This week, Professors Paul Cassell and Michael Teter of the University of Utah S.J. Quinney College of Law filed their brief for the Utah Appellate Clinic in the United States Supreme Court on behalf of Amy, a victim of child pornography. The brief was co-authored by James Marsh, an attorney with the Marsh Law Firm in White Plains, New York. The brief asks the Court to affirm a decision in Amy’s favor by a lower court awarding Amy restitution for all her lifetime psychological counseling costs from a defendant convicted of possessing images depicting her being abused. Several students from the College of Law were involved in drafting the brief, including Jeremy Christiansen, Angela Wall, and Taylor Mosolf.

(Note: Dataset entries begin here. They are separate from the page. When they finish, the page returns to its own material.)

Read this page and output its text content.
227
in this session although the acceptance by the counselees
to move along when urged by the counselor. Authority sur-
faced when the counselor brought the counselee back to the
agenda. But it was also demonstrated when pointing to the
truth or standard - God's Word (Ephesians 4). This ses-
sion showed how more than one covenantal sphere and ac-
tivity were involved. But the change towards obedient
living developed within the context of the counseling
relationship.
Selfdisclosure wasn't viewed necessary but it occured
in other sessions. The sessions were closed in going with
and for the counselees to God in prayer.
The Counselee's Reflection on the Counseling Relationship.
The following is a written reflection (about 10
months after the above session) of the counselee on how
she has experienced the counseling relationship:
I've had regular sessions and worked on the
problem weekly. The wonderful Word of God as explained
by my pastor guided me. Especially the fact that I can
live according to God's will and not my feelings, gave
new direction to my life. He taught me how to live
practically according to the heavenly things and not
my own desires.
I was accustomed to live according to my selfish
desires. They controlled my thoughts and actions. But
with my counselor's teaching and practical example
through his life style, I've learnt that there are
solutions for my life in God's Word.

The case involves a dispute over how to allocate the costs of Amy’s psychological counseling among many defendants who have been convicted of possessing Amy’s images. The brief explains that Amy has received notices in more than 1800 federal child pornography cases around the country. The brief argues that each of the defendants should be “jointly and severally liable” to pay for Amy’s losses until she is fully compensated. In the brief, Cassell writes that the restitution law involved “does not require a child pornography victim to establish precisely what fraction of, for example, her psychological counseling costs are the proximate result of an individual defendant’s crime.” The brief contends that the trial court “should have entered a restitution award in Amy’s favor for this amount, thereby making petitioner jointly and severally liable for her full losses along with other defendants convicted in other cases.”
Cassell will argue the case before the United States Supreme Court on January 22, 2014. He will hold a moot court for faculty and students in early January to prepare.